Revelar esses sintomas é tarefa ética da psicanálise: escutar o que a sociedade não sabe que diz. Quando o pai chega com os filhos para a visita assistida e é acusado de atraso, o que está em jogo não é o tempo do relógio, mas o tempo do inconsciente — aquele que ainda insiste em manter o homem longe do cuidado e a mulher prisioneira do amor idealizado.
O dia em que o relógio institucional marcar a hora exata em que um pai e uma mãe puderem amar sem culpa, talvez o inconsciente social — enfim — se dê conta de que o cuidado é o novo nome da lei.
Bibliografia:
BADINTER, Elisabeth. Um Amor Conquistado: o Mito do Amor Materno. Tradução de Waltensir Dutra. Rio de Janeiro: Nova Fronteira, 1985.
BOURDIEU, Pierre. A Dominação Masculina. Tradução de Maria Helena Kühner. Rio de Janeiro: Bertrand Brasil, 1999.
FOUCAULT, Michel. Vigiar e Punir: Nascimento da Prisão. Tradução de Raquel Ramalhete. Petrópolis: Vozes, 1987.
FREUD, Sigmund. A Psicopatologia da Vida Cotidiana (1901). In: ______. Obras Completas, vol. VI. Tradução de Paulo César de Souza. São Paulo: Companhia das Letras, 2016.
FREUD, Sigmund. O Ego e o Id (1923). In: ______. Obras Completas, vol. XIX. Tradução de Paulo César de Souza. São Paulo: Companhia das Letras, 2011.
KEHL, Maria Rita. Deslocamentos do Feminino: a Mulher Freudiana na Passagem para a Modernidade. São Paulo: Boitempo, 2008.

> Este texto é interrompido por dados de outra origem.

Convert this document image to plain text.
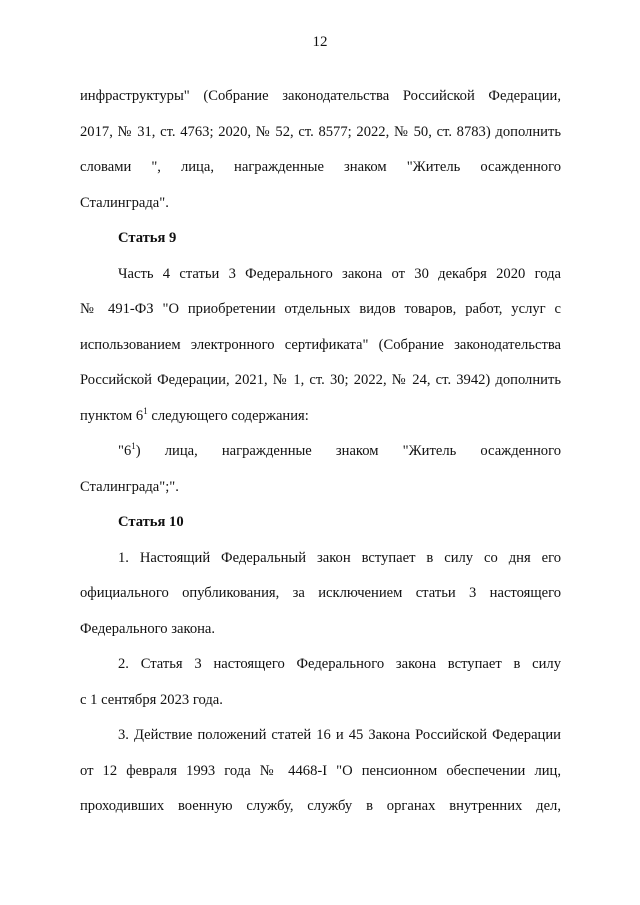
12
инфраструктуры" (Собрание законодательства Российской Федерации,
2017, № 31, ст. 4763; 2020, № 52, ст. 8577; 2022, № 50, ст. 8783) дополнить
словами ", лица, награжденные знаком "Житель осажденного
Сталинграда".
Статья 9
Часть 4 статьи 3 Федерального закона от 30 декабря 2020 года
№ 491-ФЗ "О приобретении отдельных видов товаров, работ, услуг с
использованием электронного сертификата" (Собрание законодательства
Российской Федерации, 2021, № 1, ст. 30; 2022, № 24, ст. 3942) дополнить
пунктом $6^1$ следующего содержания:
"$6^1$) лица, награжденные знаком "Житель осажденного
Сталинграда";".
Статья 10
1. Настоящий Федеральный закон вступает в силу со дня его
официального опубликования, за исключением статьи 3 настоящего
Федерального закона.
2. Статья 3 настоящего Федерального закона вступает в силу
с 1 сентября 2023 года.
3. Действие положений статей 16 и 45 Закона Российской Федерации
от 12 февраля 1993 года № 4468-I "О пенсионном обеспечении лиц,
проходивших военную службу, службу в органах внутренних дел,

KEHL, Maria Rita. O Tempo e o Cão: a Atualidade das Depressões. São Paulo: Boitempo, 2009.
LACAN, Jacques. O Seminário, Livro 7: A Ética da Psicanálise (1959-1960). Tradução de Vera Ribeiro. Rio de Janeiro: Jorge Zahar, 1997.
LACAN, Jacques. O Seminário, Livro 11: Os Quatro Conceitos Fundamentais da Psicanálise (1964). Tradução de M. D. Magno. Rio de Janeiro: Jorge Zahar, 1988.
LACAN, Jacques. O Seminário, Livro 20: Mais, Ainda (1972-1973). Tradução de M. D. Magno. Rio de Janeiro: Jorge Zahar, 1985.